Representations that we "sent" this teenage witness away or had her "removed" to
Florida distort reality. Her ultimate choice was no sudden revelation either - it was
publically disclosed in early July 2016. See http://abc7news .com/news/i-team-exclusivecops-want-to-send-witness-in-g rowing-sex-scandal-to-rehab-3000-mi les-away/1416574/
Addiction is a powerful behavioral impairment that can be difficult for individuals to
overcome without medical treatment. The teenager, in consult with her family, made a
choice to seek inpatient treatment. Although live-in care has advantages, affordability
was an issue for them. Our Domestic & Sexual Violence Unit (DSVU) personnel,
housed at the Family Justice Center, worked to support the teenager's application working with her and her family - to the California Victim Compensation Program
(CalVCP) for help with expenses. Visit http://vcgcb.ca.gov/victims/ for more information.

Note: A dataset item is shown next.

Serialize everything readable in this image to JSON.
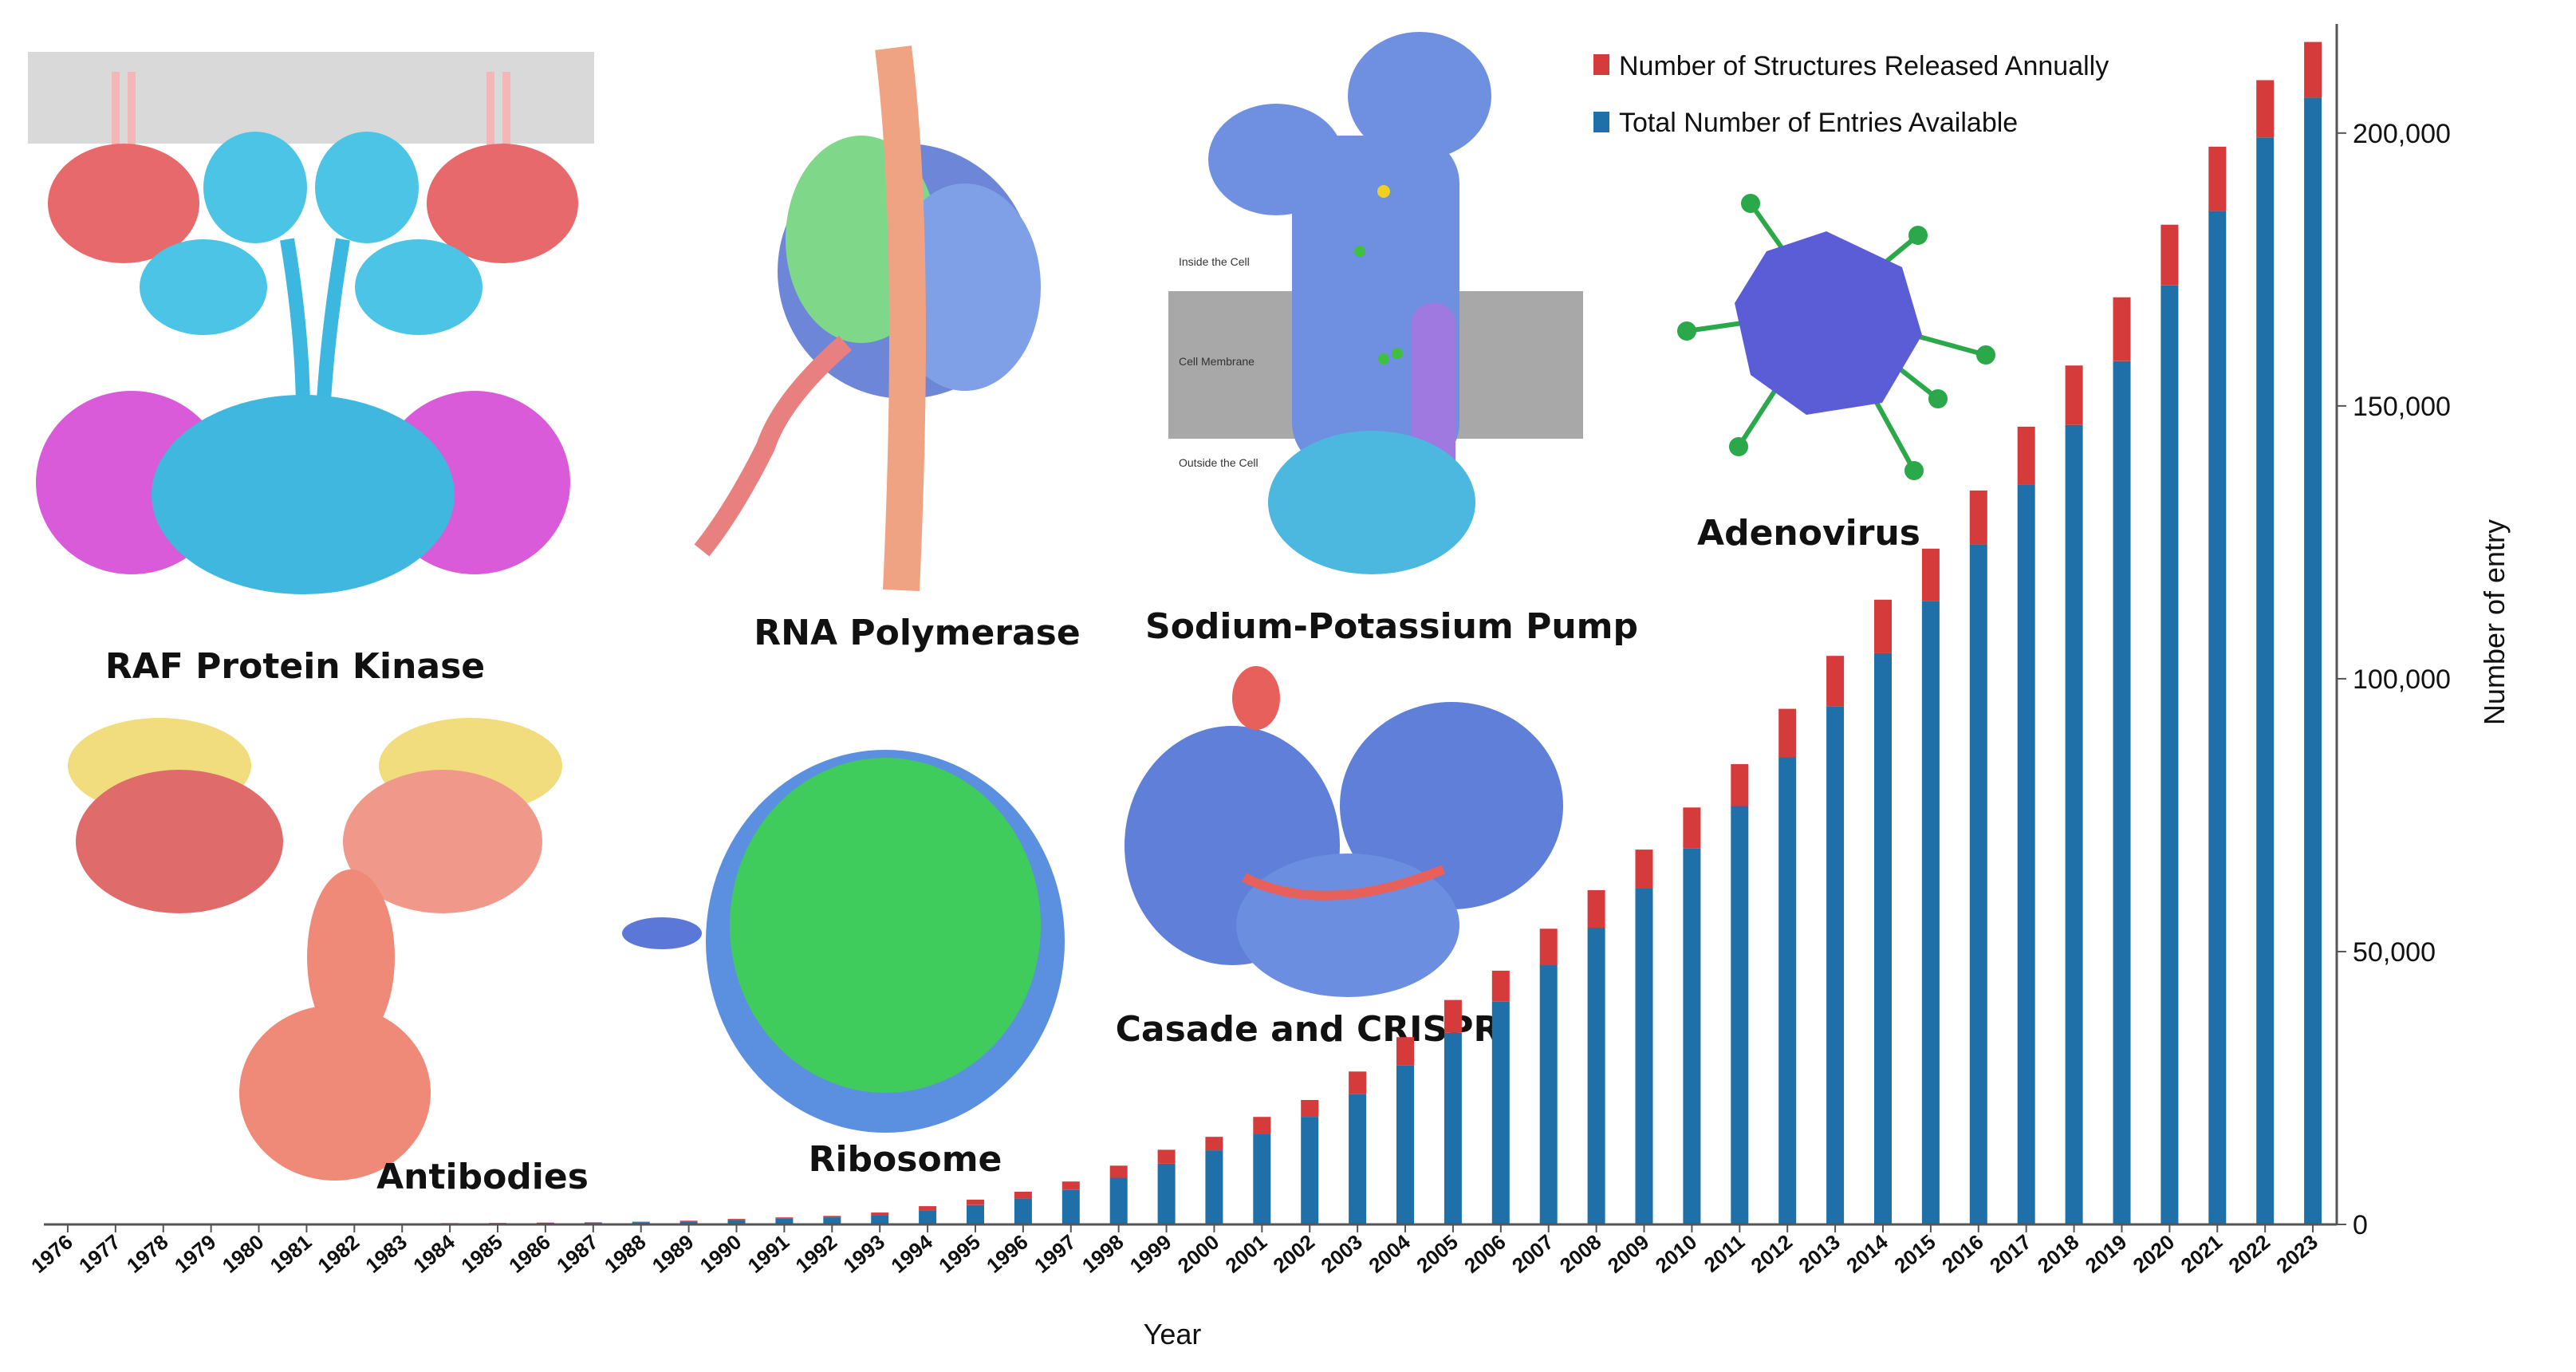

CalVCP can help victims pay for certain types of expenses. Although the teenager
changed her mind on treatment initially, her application for relief remained active with
the California Victim Compensation Board, and it was ultimately funded.
COR did not pay for rehab or any related expense.
Various legal and other privacy restrictions apply, so we cannot offer a more granular
public report on this personnel investigation. We've strategically withheld certain
details, not because we're trying to hide the truth, or hide from it but to protect privacy.

Every public statement that we could make about this case invites more questions than
we can answer without significant consequence. No criminal matters are at issue.
There is no compromise on behavior that undermines the professionalism of the RPO.
This applies to all employees, both sworn and civilian. What is promising about the
status quo are recent audit results on 2015 officer complaints. It revealed that 61 % of
them were generated internally - and of internal complaints, 36% were initiated by other
officers. These statistics suggest a working environment wherein it's acceptable to call
attention to other employees' suspected wrongdoing.
Thank you again for trusting the process, and many thanks for your trust and support of
the professional men and women of the Richmond Police Department. I'm available to
answer any follow up questions that you may have.
Allwyn Brown
Chief of Police
The substance of this report can be shared publicly.